Of course, stuff falls through the cracks. Maybe you were off sick for a few days, or on holiday for a while, and you missed it. That happens. So, the other thing that we do is that we try and use our saved responses as much as possible. This is our database of pre-populated responses that help COps do their job quicker. We try to not use these verbatim, so that we’re not robotic and the conversation is always personal, but we have dedicated people who scan these and update them on a very regular basis so that the specific information in them is always up to date.
We also have a SlackBot that anyone can trigger for any group of people to ensure they know something - it’s called KnowBot. How this works is that each person has to emoji react to the message they need to read. Otherwise, the Bot will annoy you by sending you a message every single day until you’ve read and reacted to that specific thing.

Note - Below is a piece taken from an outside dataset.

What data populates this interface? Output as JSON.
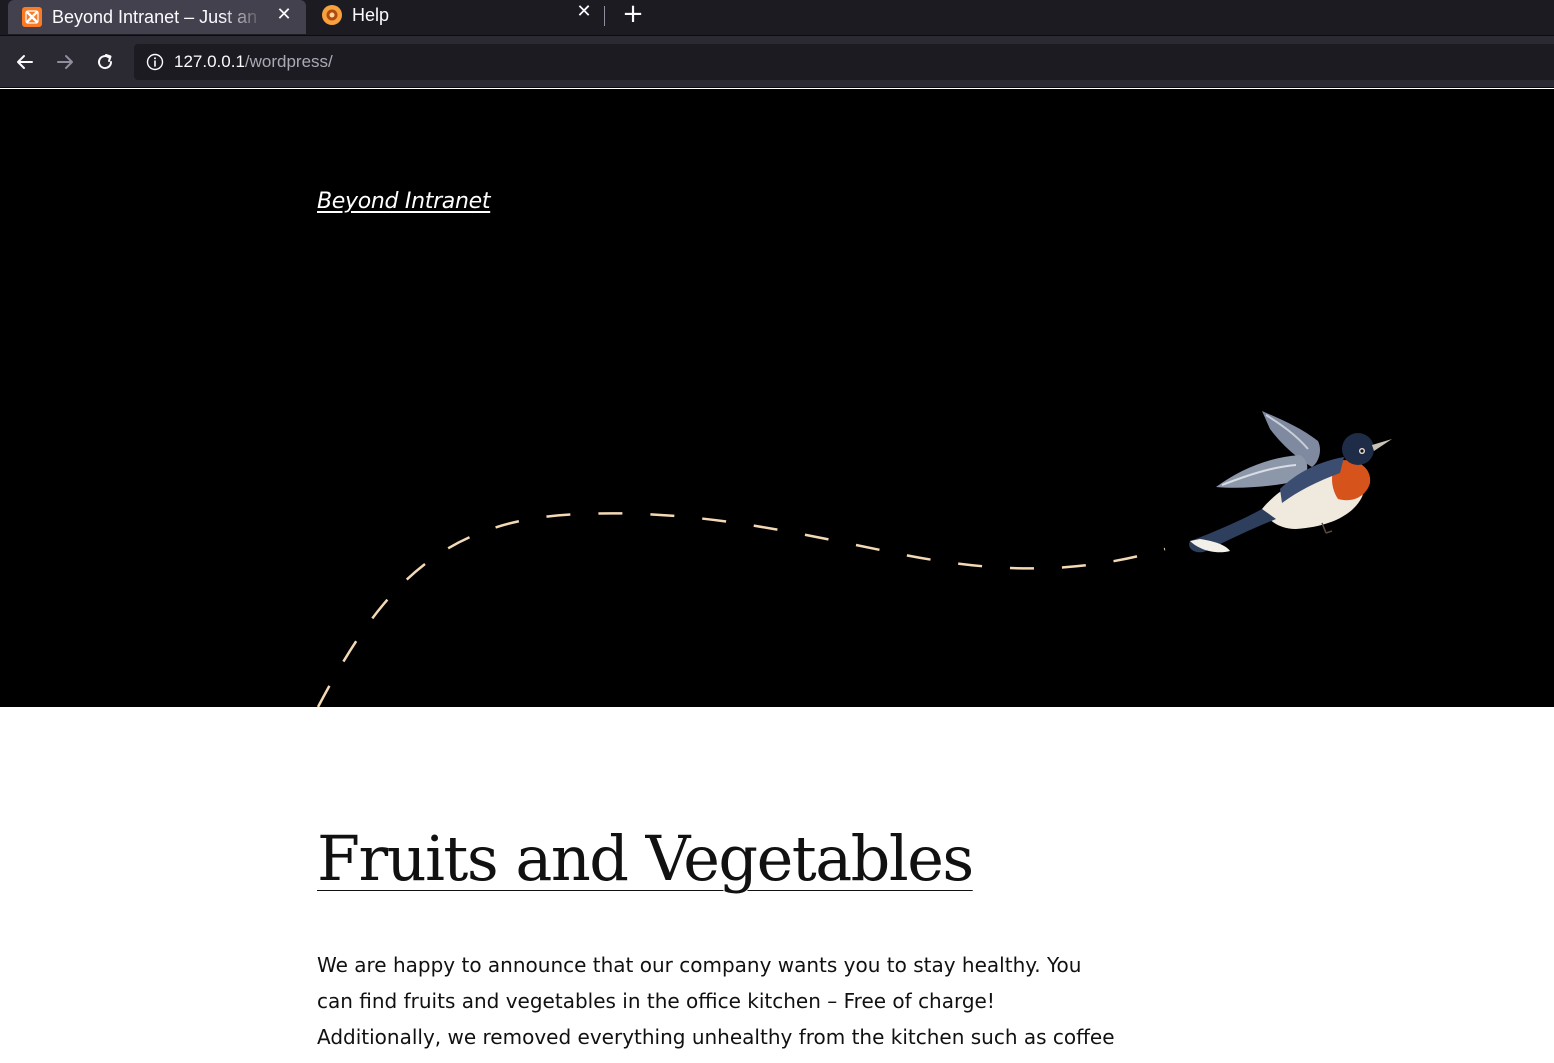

So, let’s say you’re a Squad Captain, and you want to make sure that your entire squad specifically knows that “Thing that used to be X is now Y”. You could write out the details in a Slack message and then trigger KnowBot for everyone in your Squad to get continually notified of that message until they read and reacted to it. You could also do this for everyone in the entire COps team, or theoretically, in very extreme circumstances you could do it for the whole company.
These are just some of the ways we address this kind of circumstance. Despite that, mistakes are made and people have knowledge gaps. It’s very difficult to stamp that out completely - ultimately we’re all still human. So what we do is just try and mitigate is as much as possible without being overbearing. It is not the end of the world if someone makes a mistake once (for the most part, we do still have gross misconduct rules!) but if it continues to happen, that’s when we have a problem.
2 posts were merged into an existing topic: We’re working on a new look for the Monzo app
As usual, that’s a great and informative response, thanks. It’s good to know that do much is being done to keep all the COps updated.
Judging from some of the posts throughout the forum, there is still some work to be done, but perfection is always one small step away.
It’s good to know everyone is working hard to get things right
I’ll pay you £3/month to stop wasting time on this product and focus on:
- Using less plastic
- Sorting out your long-term commercial model
- Building a marketplace
If business model is marketplace, you shouldn’t need this cheap attempt at demonstrating potential profitability.